Non-bank and financial technology lenders attacked the lack of resources and cumbersome process of gaining accreditation from the British Business Bank (BBB), saying it has been “slow”. Sources told the Sunday Telegraph lenders are “giving up” on the BBB’s process because they “feel their applications are getting lost because there are a significant amount”.

Oliver Prill, chief executive of fintech firm Tide, criticised the process to gain accreditation from the BBB as “very slow”.

He warned of the consequences to rebuild the economy if small businesses collapse “will well outweigh the incremental credit losses”, adding: “We just want to get going”.

It comes after Chancellor Rishi Sunak introduced the government’s Coronavirus Business Interruption Loan Scheme (CBIL) which provides financial support to smaller businesses in the UK that are suffering from revenue losses due to the COVID-19 pandemic.

But Paul Breen, director of GC Business Finance in Manchester, accused the government of failing to explain which businesses are entitled to CBIL.

He said confusion over who is entitled to apply for the CBIL had led to delays in approving loans because businesses were unsure of what information to provide to lenders.

Describing Mr Sunak’s message as “inadequate”, he warned businesses would put their “own financial position and mental health at risk”.

He said: “If people can’t access CBILS quickly, they’ll use credit cards, they’ll use their own cash.

“They’ll put their own financial position and mental health at risk.”

The official number of deaths related to COVID-19 in hospitals across the United Kingdom rose above 20,000 on Saturday, with the overall figure likely to be significantly higher once deaths in care homes and hospices are tallied.

The economic news has been equally dire.
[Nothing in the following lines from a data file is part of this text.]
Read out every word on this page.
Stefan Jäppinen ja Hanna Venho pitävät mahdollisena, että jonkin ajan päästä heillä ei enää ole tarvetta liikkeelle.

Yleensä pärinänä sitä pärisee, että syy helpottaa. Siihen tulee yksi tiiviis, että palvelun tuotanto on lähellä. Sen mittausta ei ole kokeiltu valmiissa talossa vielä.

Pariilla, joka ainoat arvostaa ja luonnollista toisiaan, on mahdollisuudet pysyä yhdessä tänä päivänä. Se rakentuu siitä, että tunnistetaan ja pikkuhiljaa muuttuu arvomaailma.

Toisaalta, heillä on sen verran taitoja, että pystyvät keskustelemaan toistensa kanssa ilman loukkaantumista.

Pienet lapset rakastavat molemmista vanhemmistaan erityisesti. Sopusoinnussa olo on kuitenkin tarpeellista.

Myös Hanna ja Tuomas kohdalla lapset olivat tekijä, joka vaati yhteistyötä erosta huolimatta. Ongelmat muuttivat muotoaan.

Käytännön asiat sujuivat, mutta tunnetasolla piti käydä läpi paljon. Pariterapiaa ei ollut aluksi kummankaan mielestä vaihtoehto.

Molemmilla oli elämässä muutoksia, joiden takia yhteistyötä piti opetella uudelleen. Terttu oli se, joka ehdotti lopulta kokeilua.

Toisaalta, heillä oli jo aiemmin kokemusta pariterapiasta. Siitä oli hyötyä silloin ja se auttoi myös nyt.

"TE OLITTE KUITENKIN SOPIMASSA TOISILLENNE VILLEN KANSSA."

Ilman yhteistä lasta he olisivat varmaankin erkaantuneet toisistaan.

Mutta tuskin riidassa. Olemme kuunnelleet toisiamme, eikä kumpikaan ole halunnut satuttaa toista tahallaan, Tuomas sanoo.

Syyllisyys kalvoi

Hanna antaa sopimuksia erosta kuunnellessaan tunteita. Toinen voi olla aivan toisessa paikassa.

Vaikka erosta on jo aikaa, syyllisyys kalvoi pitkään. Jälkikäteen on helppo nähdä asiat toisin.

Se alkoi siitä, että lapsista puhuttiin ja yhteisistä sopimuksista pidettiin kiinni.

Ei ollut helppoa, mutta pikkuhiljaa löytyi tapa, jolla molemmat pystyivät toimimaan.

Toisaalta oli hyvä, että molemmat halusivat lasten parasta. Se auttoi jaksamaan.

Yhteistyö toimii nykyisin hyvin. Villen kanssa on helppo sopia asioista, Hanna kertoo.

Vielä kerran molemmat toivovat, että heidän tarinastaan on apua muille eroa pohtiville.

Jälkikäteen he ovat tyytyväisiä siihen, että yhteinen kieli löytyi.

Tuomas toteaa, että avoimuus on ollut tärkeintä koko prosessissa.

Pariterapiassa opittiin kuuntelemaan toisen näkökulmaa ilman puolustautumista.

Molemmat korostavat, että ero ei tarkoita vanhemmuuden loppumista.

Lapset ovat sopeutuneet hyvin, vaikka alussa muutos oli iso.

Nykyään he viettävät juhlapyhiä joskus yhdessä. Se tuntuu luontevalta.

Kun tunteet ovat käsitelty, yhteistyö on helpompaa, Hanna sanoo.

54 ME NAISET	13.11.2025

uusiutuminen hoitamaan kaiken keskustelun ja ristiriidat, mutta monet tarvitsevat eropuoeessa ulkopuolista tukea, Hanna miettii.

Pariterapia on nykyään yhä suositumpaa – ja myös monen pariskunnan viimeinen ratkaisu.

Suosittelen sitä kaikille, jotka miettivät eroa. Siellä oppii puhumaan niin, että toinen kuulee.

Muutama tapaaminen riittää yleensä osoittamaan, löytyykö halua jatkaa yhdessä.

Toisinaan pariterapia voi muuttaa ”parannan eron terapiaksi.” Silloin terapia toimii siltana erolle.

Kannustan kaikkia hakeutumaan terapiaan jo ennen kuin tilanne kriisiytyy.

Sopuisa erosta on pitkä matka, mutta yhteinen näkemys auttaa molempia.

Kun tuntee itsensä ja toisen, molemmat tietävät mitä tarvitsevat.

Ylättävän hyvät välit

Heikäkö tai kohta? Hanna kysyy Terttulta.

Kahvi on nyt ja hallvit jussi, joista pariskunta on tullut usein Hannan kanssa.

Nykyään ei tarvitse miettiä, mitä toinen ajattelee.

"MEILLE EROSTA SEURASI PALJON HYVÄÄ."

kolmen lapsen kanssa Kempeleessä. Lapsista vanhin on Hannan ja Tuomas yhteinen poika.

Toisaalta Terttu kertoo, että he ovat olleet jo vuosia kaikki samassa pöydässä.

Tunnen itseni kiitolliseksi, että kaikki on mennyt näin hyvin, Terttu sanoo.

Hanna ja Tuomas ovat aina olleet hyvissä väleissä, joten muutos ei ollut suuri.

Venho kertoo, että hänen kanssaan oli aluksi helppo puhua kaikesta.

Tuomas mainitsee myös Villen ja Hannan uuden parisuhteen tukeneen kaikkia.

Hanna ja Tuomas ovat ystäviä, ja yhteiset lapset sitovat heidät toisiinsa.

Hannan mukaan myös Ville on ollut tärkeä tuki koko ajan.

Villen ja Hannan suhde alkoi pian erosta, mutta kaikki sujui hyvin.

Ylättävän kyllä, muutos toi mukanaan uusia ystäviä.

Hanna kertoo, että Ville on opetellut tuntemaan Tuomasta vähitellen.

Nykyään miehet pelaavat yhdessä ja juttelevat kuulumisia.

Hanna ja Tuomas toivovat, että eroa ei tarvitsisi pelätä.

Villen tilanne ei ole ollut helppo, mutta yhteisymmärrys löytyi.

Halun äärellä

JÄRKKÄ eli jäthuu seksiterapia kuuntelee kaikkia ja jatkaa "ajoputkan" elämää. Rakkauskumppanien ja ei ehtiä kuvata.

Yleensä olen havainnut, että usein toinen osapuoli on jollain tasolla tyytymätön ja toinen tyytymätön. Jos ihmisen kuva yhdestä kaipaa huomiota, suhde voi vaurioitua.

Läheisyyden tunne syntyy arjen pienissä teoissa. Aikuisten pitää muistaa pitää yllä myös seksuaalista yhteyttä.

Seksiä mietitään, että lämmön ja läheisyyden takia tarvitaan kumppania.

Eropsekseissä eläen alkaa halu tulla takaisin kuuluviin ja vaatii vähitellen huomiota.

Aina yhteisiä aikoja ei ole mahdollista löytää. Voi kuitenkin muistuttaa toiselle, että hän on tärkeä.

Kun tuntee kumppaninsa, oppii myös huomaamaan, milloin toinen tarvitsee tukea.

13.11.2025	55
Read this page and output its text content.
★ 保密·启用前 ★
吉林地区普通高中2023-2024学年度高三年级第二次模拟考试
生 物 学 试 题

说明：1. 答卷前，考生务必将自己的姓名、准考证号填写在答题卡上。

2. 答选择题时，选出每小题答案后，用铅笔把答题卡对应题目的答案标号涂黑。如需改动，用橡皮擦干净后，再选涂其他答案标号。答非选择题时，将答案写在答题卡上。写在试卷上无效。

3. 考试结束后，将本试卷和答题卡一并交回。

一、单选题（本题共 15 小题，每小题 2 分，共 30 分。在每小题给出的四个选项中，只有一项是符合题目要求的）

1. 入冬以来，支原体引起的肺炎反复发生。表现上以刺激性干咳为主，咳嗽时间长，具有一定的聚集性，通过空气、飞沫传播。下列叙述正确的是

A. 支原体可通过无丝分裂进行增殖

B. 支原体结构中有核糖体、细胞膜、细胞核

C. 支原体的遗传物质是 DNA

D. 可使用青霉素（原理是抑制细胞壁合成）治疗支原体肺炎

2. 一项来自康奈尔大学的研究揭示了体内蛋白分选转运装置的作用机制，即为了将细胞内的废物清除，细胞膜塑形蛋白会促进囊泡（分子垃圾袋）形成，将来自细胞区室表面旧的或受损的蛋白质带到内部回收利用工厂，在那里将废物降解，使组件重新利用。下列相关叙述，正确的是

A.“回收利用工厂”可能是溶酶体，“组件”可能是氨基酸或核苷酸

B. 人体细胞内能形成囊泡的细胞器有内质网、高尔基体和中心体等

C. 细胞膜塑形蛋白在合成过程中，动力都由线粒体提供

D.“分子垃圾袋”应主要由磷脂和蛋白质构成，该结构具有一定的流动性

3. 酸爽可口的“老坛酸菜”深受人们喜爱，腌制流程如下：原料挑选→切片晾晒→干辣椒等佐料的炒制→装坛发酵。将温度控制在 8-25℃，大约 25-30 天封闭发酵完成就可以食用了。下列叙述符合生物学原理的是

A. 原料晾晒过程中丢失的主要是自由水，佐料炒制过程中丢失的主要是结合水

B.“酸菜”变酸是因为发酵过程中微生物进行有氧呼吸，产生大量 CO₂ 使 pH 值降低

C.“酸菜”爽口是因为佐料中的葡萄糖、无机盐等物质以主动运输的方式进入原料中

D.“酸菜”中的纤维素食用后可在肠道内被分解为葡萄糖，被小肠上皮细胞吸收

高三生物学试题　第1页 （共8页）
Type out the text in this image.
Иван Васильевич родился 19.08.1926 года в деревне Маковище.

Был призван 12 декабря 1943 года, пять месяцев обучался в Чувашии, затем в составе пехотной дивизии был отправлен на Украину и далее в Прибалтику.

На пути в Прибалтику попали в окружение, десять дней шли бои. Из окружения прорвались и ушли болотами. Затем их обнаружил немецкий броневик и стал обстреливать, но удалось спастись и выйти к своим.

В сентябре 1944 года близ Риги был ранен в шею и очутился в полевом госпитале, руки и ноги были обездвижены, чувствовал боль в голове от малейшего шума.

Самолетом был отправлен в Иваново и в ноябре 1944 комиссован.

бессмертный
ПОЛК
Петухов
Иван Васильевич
Businesses have reported an historic collapse in demand, retail sales have plunged by the most on record and government debt is surging.

With a Bank of England interest rate-setter warning that the economic contraction could be the worst in centuries, the data added to pressure on the government to give some indication of when and how people and businesses would be able to get to work.

But Dominic Raab would say only that there would not be a “binary easing of measures” but rather a gradual progression to a “new normal”.